Watching a Novel
19 January 2010
This one is one of the most novelistic films I've ever seen. I haven't read the source material, yet, but I feel that it's been adapted almost word-by-word. Even the scenery, the landscapes, the interiors, the characters' faces appear to be like pictures, imaginations you have in your mind when you read a novel and experience the story through the subjectivity of the main protagonist - dreamlike, mysterious, vague, greyish, dark, incomprehensible. Every scene in the film shows a moment in the life of the young, idealistic priest as a depiction of his being, his disease, his questions and his silence. These bits and facets slowly come together for the viewer - just as for the protagonist himself.
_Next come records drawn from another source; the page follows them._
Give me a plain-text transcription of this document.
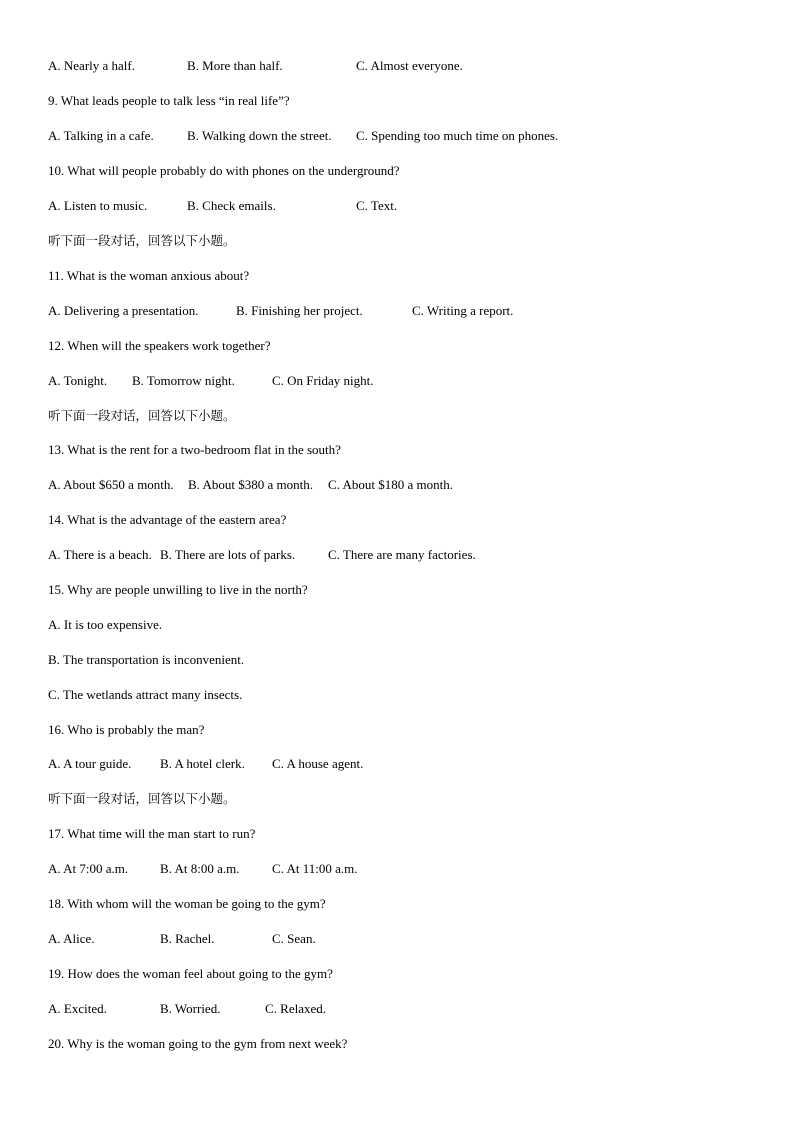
A. Nearly a half.	B. More than half.	C. Almost everyone.
9. What leads people to talk less “in real life”?
A. Talking in a cafe.	B. Walking down the street. C. Spending too much time on phones.
10. What will people probably do with phones on the underground?
A. Listen to music.	B. Check emails.	C. Text.
听下面一段对话，回答以下小题。
11. What is the woman anxious about?
A. Delivering a presentation.	B. Finishing her project.	C. Writing a report.
12. When will the speakers work together?
A. Tonight. B. Tomorrow night.	C. On Friday night.
听下面一段对话，回答以下小题。
13. What is the rent for a two-bedroom flat in the south?
A. About $650 a month. B. About $380 a month. C. About $180 a month.
14. What is the advantage of the eastern area?
A. There is a beach. B. There are lots of parks.	C. There are many factories.
15. Why are people unwilling to live in the north?
A. It is too expensive.
B. The transportation is inconvenient.
C. The wetlands attract many insects.
16. Who is probably the man?
A. A tour guide. B. A hotel clerk. C. A house agent.
听下面一段对话，回答以下小题。
17. What time will the man start to run?
A. At 7:00 a.m. B. At 8:00 a.m.	C. At 11:00 a.m.
18. With whom will the woman be going to the gym?
A. Alice.	B. Rachel.	C. Sean.
19. How does the woman feel about going to the gym?
A. Excited.	B. Worried.	C. Relaxed.
20. Why is the woman going to the gym from next week?
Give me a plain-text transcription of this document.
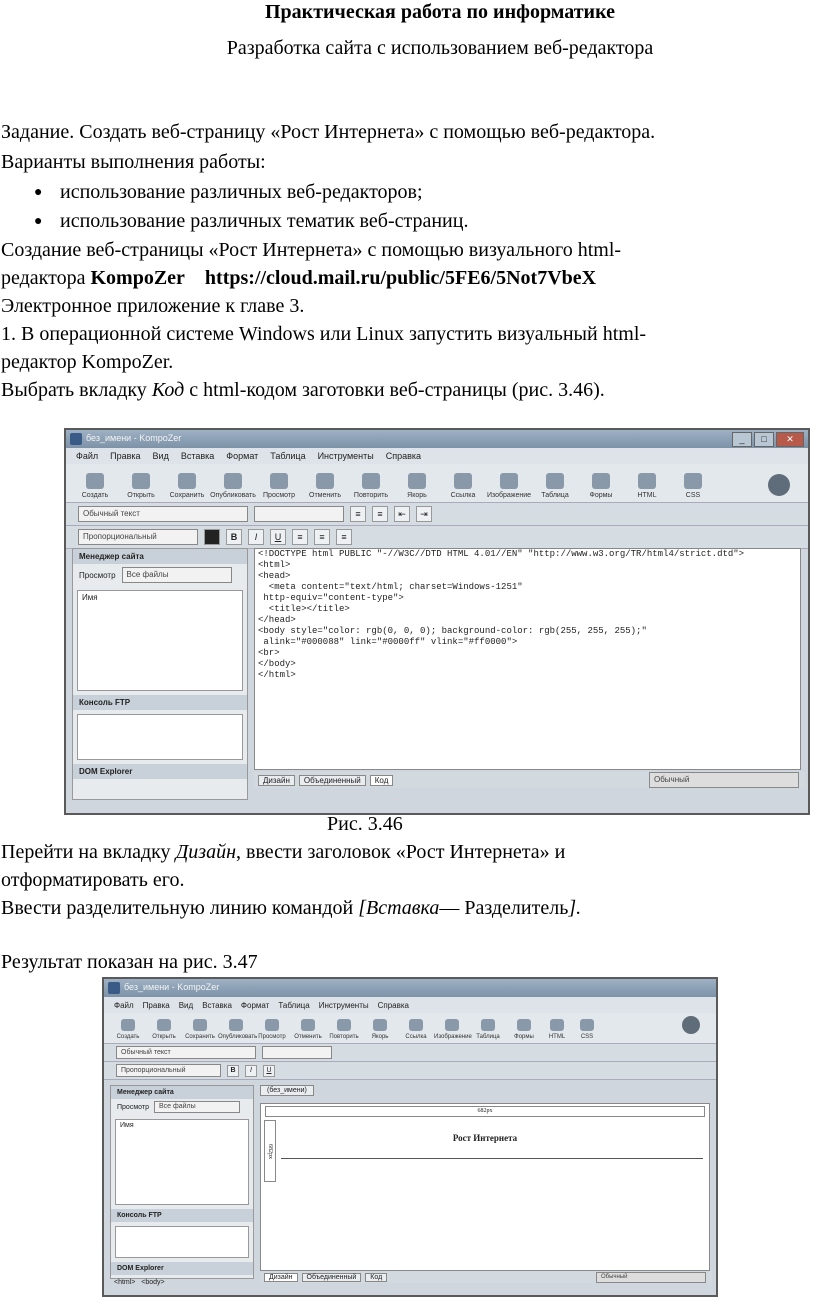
Практическая работа по информатике
Разработка сайта с использованием веб-редактора
Задание. Создать веб-страницу «Рост Интернета» с помощью веб-редактора.
Варианты выполнения работы:
● использование различных веб-редакторов;
● использование различных тематик веб-страниц.
Создание веб-страницы «Рост Интернета» с помощью визуального html-
редактора KompoZer https://cloud.mail.ru/public/5FE6/5Not7VbeX
Электронное приложение к главе 3.
1. В операционной системе Windows или Linux запустить визуальный html-
редактор KompoZer.
Выбрать вкладку Код с html-кодом заготовки веб-страницы (рис. 3.46).
без_имени - KompoZer	_	□	✕
Файл Правка Вид Вставка Формат Таблица Инструменты Справка
Создать	Открыть	Сохранить Опубликовать	Просмотр	Отменить	Повторить	Якорь	Ссылка	Изображение	Таблица	Формы	HTML	CSS
Обычный текст	≡	≡	⇤	⇥
Пропорциональный	B	I	U	≡	≡	≡
Менеджер сайта
Просмотр	Все файлы
Имя
Консоль FTP
DOM Explorer
<!DOCTYPE html PUBLIC "-//W3C//DTD HTML 4.01//EN" "http://www.w3.org/TR/html4/strict.dtd">
<html>
<head>
<meta content="text/html; charset=Windows-1251"
http-equiv="content-type">
<title></title>
</head>
<body style="color: rgb(0, 0, 0); background-color: rgb(255, 255, 255);"
alink="#000088" link="#0000ff" vlink="#ff0000">
<br>
</body>
</html>
Дизайн	Объединенный	Код	Обычный
Рис. 3.46
Перейти на вкладку Дизайн, ввести заголовок «Рост Интернета» и
отформатировать его.
Ввести разделительную линию командой [Вставка— Разделитель].
Результат показан на рис. 3.47
без_имени - KompoZer
Файл Правка Вид Вставка Формат Таблица Инструменты Справка
Создать	Открыть	Сохранить Опубликовать Просмотр	Отменить	Повторить	Якорь	Ссылка	Изображение Таблица	Формы	HTML	CSS
Обычный текст
Пропорциональный	B	I	U
Менеджер сайта
Просмотр	Все файлы
Имя
Консоль FTP
DOM Explorer
(без_имени)
682px
682px
Рост Интернета
Дизайн	Объединенный	Код	Обычный
<html> <body>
The last shot of the cross is the summary and the extension of the film: grey, hazy, crooked, almost without contours it is not a sign of victory and redemption, but a remembrance of the endlessness of the grey landscapes, the dark buildings, the incomprehensible gestures, recalling the suffering and immense loneliness of the priest. It recapitulates his pain and is a sign of torment. Now that I've seen one film by Bresson made before this one and several made after this week, Journal is a transition in the filmography and contains seeds of almost every moment in Bressons later works, especially the typical Bressonian techniques of sound editing, and, of course, the unique monotony and brilliant coherence of the images.